Bemidbar: Chapter 1

The counting and the reckoning

Synopsis

Rabbi Aba speaks about the creation of man, saying that God made him in the image of the higher and the lower ones as the combination of them all. Man was composed of both male and female, and the female side was composed of both Chesed and Judgment. After they sinned they became concerned with only worldly matters and they no longer knew wisdom. Neither of Adam's sons, Abel, from the upper aspects, nor Cain, from the lower aspects, inherited the earth because neither of them left any offspring. The world was founded from Seth, but it was not complete until Abraham came; once Isaac and Jacob came everything was included in the Central Column and the world stood firm. Even with this it still required the twelve tribes and seventy persons that came from Jacob, and it required Israel to receive the Torah and erect the Tabernacle. Then God wished to count all his legions of people, the children of Yisrael, in order to link them to their roots above.

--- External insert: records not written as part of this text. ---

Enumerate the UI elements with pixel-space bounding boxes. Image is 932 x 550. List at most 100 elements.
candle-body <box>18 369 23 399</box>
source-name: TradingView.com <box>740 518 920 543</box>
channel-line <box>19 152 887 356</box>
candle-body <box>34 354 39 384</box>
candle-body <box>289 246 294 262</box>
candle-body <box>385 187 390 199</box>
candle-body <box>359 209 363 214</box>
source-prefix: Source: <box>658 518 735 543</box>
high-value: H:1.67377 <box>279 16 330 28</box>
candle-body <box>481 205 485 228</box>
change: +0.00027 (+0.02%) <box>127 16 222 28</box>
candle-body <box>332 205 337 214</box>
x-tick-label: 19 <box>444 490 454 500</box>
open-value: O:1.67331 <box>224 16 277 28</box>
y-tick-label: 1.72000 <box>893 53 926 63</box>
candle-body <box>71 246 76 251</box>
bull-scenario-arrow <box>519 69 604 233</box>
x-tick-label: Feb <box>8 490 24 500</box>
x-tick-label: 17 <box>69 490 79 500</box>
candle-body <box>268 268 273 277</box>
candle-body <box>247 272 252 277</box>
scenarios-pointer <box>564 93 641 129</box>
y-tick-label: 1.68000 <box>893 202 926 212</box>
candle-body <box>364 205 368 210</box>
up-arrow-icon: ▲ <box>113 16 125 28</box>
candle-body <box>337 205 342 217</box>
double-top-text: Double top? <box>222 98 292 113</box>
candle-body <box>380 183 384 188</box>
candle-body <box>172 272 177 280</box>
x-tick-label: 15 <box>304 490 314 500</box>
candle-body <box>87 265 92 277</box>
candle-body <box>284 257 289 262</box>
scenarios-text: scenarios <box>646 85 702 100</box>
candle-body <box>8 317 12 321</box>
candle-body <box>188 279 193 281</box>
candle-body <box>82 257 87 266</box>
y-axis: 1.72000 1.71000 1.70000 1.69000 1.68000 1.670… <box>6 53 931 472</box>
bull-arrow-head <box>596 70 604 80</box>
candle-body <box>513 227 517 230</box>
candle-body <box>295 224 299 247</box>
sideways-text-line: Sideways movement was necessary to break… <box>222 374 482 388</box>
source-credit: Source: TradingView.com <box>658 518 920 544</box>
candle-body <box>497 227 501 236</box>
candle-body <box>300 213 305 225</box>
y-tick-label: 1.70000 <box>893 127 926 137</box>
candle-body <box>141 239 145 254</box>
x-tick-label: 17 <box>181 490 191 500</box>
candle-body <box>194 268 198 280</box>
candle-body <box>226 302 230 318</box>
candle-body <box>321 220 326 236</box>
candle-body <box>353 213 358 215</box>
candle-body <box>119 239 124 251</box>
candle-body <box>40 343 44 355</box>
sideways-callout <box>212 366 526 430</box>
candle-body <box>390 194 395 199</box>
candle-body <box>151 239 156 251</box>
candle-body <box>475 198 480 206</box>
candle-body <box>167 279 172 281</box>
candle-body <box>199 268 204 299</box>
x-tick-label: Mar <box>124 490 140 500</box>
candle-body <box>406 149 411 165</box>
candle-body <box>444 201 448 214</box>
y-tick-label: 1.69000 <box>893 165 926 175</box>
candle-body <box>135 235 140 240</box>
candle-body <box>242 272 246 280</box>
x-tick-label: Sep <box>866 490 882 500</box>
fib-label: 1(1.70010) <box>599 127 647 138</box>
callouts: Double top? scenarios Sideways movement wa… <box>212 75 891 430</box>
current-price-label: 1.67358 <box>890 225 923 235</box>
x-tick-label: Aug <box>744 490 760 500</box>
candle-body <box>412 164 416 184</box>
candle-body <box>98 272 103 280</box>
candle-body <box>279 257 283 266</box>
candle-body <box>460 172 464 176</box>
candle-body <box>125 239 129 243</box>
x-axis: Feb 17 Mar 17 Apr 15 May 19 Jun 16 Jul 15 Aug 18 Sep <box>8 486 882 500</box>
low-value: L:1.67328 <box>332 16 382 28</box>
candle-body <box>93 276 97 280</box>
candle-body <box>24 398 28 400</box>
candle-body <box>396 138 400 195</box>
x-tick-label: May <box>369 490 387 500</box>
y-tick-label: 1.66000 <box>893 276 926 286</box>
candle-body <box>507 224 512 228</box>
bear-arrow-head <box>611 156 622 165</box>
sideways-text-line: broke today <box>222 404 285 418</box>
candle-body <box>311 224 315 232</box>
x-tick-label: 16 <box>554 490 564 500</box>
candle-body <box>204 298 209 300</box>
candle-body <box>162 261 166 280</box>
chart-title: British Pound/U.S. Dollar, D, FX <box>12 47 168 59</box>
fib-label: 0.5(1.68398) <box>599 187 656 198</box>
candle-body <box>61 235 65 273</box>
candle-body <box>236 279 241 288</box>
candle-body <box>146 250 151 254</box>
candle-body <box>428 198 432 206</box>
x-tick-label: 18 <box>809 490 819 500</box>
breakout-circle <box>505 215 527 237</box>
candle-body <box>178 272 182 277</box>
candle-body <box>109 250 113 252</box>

After Yisrael left the land of Egypt they achieved both the Torah and the Tabernacle, and then they were perfectly complete. Rabbi Yitzchak says that when one speaks of his own blessings he must also bless God and acknowledge those blessings. He says that blessings from above do not rest on anything that has been counted, but the counting of the children of Yisrael was an exception. We hear that God will bless the women, who were not counted among the census, the priests and the Levites, and the children under the age of twenty. Rabbi Shimon explains to Rabbi Yehuda what the source of the blessings is, and says that, when God's illumination is awakened, everything is in love, in perfection, and in peace.